There’s always been a double-standard for labor and management. When an hourly worker proves to be too incompetent to remain on the payroll, he gets booted out the door. When a CEO proves to be too incompetent to remain on the payroll, he’s given a “golden parachute” worth millions of dollars. “Sir, you turned out to be a bum instead of a savior. You caused our stock price to plummet. Please accept this ten-million dollars. No hard feelings.”

When it came to substance abuse rehab, the company I used to work for treated the salaried and hourly much differently. Where hourly alcoholics were given a few days of in-patient care, followed by a maximum of six weeks of out-patient care, the management alcoholics received blue-chip treatment. One of the corporation’s sector vice-presidents was given a year off at full pay to address his alcoholism. Not too shabby.
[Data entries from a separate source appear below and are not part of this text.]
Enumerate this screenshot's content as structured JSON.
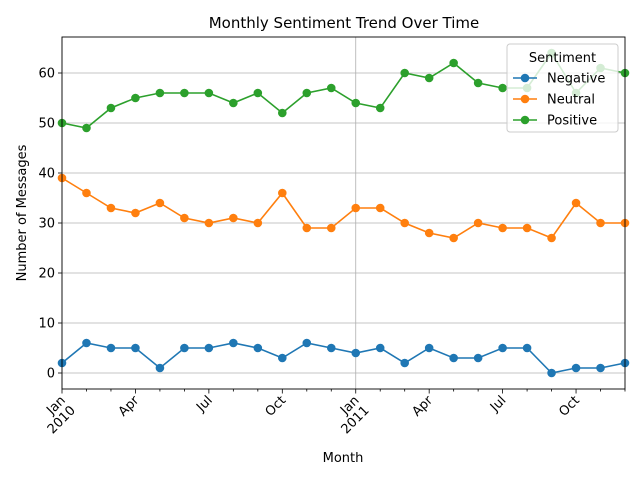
{
  "chart_data": {
    "type": "line",
    "title": "Monthly Sentiment Trend Over Time",
    "xlabel": "Month",
    "ylabel": "Number of Messages",
    "ylim": [
      -3.2,
      67.2
    ],
    "yticks": [
      0,
      10,
      20,
      30,
      40,
      50,
      60
    ],
    "grid": true,
    "legend": {
      "title": "Sentiment",
      "placement": "top-right"
    },
    "x_ticks": [
      {
        "index": 0,
        "label": "Jan",
        "sub": "2010"
      },
      {
        "index": 3,
        "label": "Apr",
        "sub": ""
      },
      {
        "index": 6,
        "label": "Jul",
        "sub": ""
      },
      {
        "index": 9,
        "label": "Oct",
        "sub": ""
      },
      {
        "index": 12,
        "label": "Jan",
        "sub": "2011"
      },
      {
        "index": 15,
        "label": "Apr",
        "sub": ""
      },
      {
        "index": 18,
        "label": "Jul",
        "sub": ""
      },
      {
        "index": 21,
        "label": "Oct",
        "sub": ""
      }
    ],
    "x": [
      "2010-01",
      "2010-02",
      "2010-03",
      "2010-04",
      "2010-05",
      "2010-06",
      "2010-07",
      "2010-08",
      "2010-09",
      "2010-10",
      "2010-11",
      "2010-12",
      "2011-01",
      "2011-02",
      "2011-03",
      "2011-04",
      "2011-05",
      "2011-06",
      "2011-07",
      "2011-08",
      "2011-09",
      "2011-10",
      "2011-11",
      "2011-12"
    ],
    "series": [
      {
        "name": "Negative",
        "color": "#1f77b4",
        "values": [
          2,
          6,
          5,
          5,
          1,
          5,
          5,
          6,
          5,
          3,
          6,
          5,
          4,
          5,
          2,
          5,
          3,
          3,
          5,
          5,
          0,
          1,
          1,
          2
        ]
      },
      {
        "name": "Neutral",
        "color": "#ff7f0e",
        "values": [
          39,
          36,
          33,
          32,
          34,
          31,
          30,
          31,
          30,
          36,
          29,
          29,
          33,
          33,
          30,
          28,
          27,
          30,
          29,
          29,
          27,
          34,
          30,
          30
        ]
      },
      {
        "name": "Positive",
        "color": "#2ca02c",
        "values": [
          50,
          49,
          53,
          55,
          56,
          56,
          56,
          54,
          56,
          52,
          56,
          57,
          54,
          53,
          60,
          59,
          62,
          58,
          57,
          57,
          64,
          56,
          61,
          60
        ]
      }
    ]
  }
}
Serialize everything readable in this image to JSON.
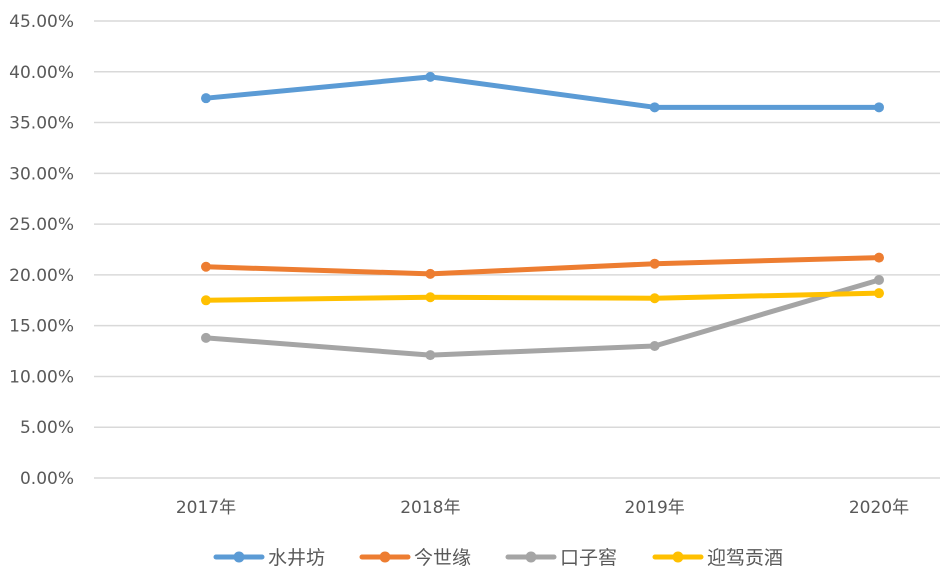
{
  "chart_data": {
    "type": "line",
    "title": "",
    "xlabel": "",
    "ylabel": "",
    "categories": [
      "2017年",
      "2018年",
      "2019年",
      "2020年"
    ],
    "ylim": [
      0,
      45
    ],
    "yticks": [
      "0.00%",
      "5.00%",
      "10.00%",
      "15.00%",
      "20.00%",
      "25.00%",
      "30.00%",
      "35.00%",
      "40.00%",
      "45.00%"
    ],
    "y_tick_values": [
      0,
      5,
      10,
      15,
      20,
      25,
      30,
      35,
      40,
      45
    ],
    "grid": true,
    "legend_position": "bottom",
    "series": [
      {
        "name": "水井坊",
        "color": "#5B9BD5",
        "values": [
          37.4,
          39.5,
          36.5,
          36.5
        ]
      },
      {
        "name": "今世缘",
        "color": "#ED7D31",
        "values": [
          20.8,
          20.1,
          21.1,
          21.7
        ]
      },
      {
        "name": "口子窖",
        "color": "#A5A5A5",
        "values": [
          13.8,
          12.1,
          13.0,
          19.5
        ]
      },
      {
        "name": "迎驾贡酒",
        "color": "#FFC000",
        "values": [
          17.5,
          17.8,
          17.7,
          18.2
        ]
      }
    ]
  }
}
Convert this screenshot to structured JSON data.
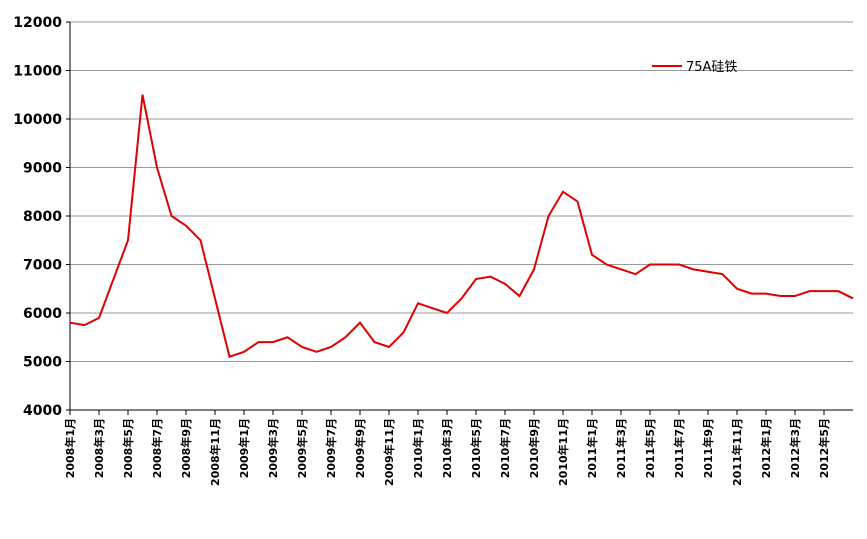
{
  "chart_data": {
    "type": "line",
    "x": [
      "2008年1月",
      null,
      "2008年3月",
      null,
      "2008年5月",
      null,
      "2008年7月",
      null,
      "2008年9月",
      null,
      "2008年11月",
      null,
      "2009年1月",
      null,
      "2009年3月",
      null,
      "2009年5月",
      null,
      "2009年7月",
      null,
      "2009年9月",
      null,
      "2009年11月",
      null,
      "2010年1月",
      null,
      "2010年3月",
      null,
      "2010年5月",
      null,
      "2010年7月",
      null,
      "2010年9月",
      null,
      "2010年11月",
      null,
      "2011年1月",
      null,
      "2011年3月",
      null,
      "2011年5月",
      null,
      "2011年7月",
      null,
      "2011年9月",
      null,
      "2011年11月",
      null,
      "2012年1月",
      null,
      "2012年3月",
      null,
      "2012年5月",
      null,
      null
    ],
    "series": [
      {
        "name": "75A硅铁",
        "color": "#e00000",
        "values": [
          5800,
          5750,
          5900,
          6700,
          7500,
          10500,
          9000,
          8000,
          7800,
          7500,
          6300,
          5100,
          5200,
          5400,
          5400,
          5500,
          5300,
          5200,
          5300,
          5500,
          5800,
          5400,
          5300,
          5600,
          6200,
          6100,
          6000,
          6300,
          6700,
          6750,
          6600,
          6350,
          6900,
          8000,
          8500,
          8300,
          7200,
          7000,
          6900,
          6800,
          7000,
          7000,
          7000,
          6900,
          6850,
          6800,
          6500,
          6400,
          6400,
          6350,
          6350,
          6450,
          6450,
          6450,
          6300
        ]
      }
    ],
    "ylim": [
      4000,
      12000
    ],
    "yticks": [
      4000,
      5000,
      6000,
      7000,
      8000,
      9000,
      10000,
      11000,
      12000
    ],
    "grid": true,
    "legend": "upper right"
  }
}
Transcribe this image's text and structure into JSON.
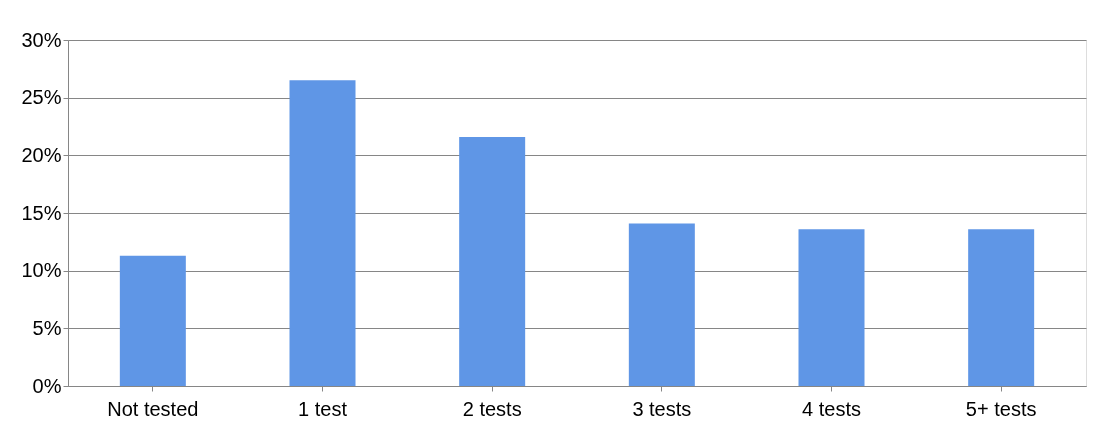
{
  "chart_data": {
    "type": "bar",
    "categories": [
      "Not tested",
      "1 test",
      "2 tests",
      "3 tests",
      "4 tests",
      "5+ tests"
    ],
    "values": [
      11.3,
      26.5,
      21.6,
      14.1,
      13.6,
      13.6
    ],
    "color": "#5f96e6",
    "ylim": [
      0,
      30
    ],
    "yticks": [
      {
        "value": 0,
        "label": "0%"
      },
      {
        "value": 5,
        "label": "5%"
      },
      {
        "value": 10,
        "label": "10%"
      },
      {
        "value": 15,
        "label": "15%"
      },
      {
        "value": 20,
        "label": "20%"
      },
      {
        "value": 25,
        "label": "25%"
      },
      {
        "value": 30,
        "label": "30%"
      }
    ],
    "grid": "y"
  }
}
A true story. Our International union’s most successful—and glamorous—business agent (whom I’ll call “Barry”) once tried to retroactively reclassify three weeks of vacation as medical leave. Of course, doing so would have been to his advantage as it would have allowed him to save those precious vacation weeks for another time.

But after giving due consideration to his request, the International flatly turned him down. He may have been the International’s most successful business agent, but he would not be given preferential treatment, not for something as cut and dried as this. Those three weeks would remain classified as vacation leave.

By the time I became president of our local union, Barry was already a legend. I met this flamboyant man once at a convention and still remember his clothing. He was wearing a Crocodile Dundee hat, a belt buckle the size of a wallet, and imitation snakeskin cowboy boots. With only a high school education, Barry had earned a reputation as a brilliant courtroom debater, having thrice beaten highly paid company attorneys in head-to-head arbitration hearings.

There are lots of ways to win an arb hearing. Obviously, you can win by having a very strong case, but you can also win by having a smart rep, by having a sympathetic arbitrator, or by facing a weak opponent. The fact of the matter is, despite the big bucks, not every lawyer is going to be more effective than every business agent. In any event, Barry was famous up and down the West Coast.

While none of us at our local union in knew all the details, based on what we heard through the grapevine, Barry’s attempt to reclassify his vacation as medical leave was fairly audacious. When the International asked what the nature of his medical problem was, he told them he had suffered a “nervous breakdown.” When they asked why he hadn’t reported it immediately, he said it was because “he wasn’t aware he was having a nervous breakdown until afterward.”

Upon hearing that account, our local’s master-at-arms uttered a memorable line. He deadpanned, “Wow, can you imagine what a shitty time this guy must have been having if he couldn’t tell whether he was on vacation, or having a nervous breakdown.”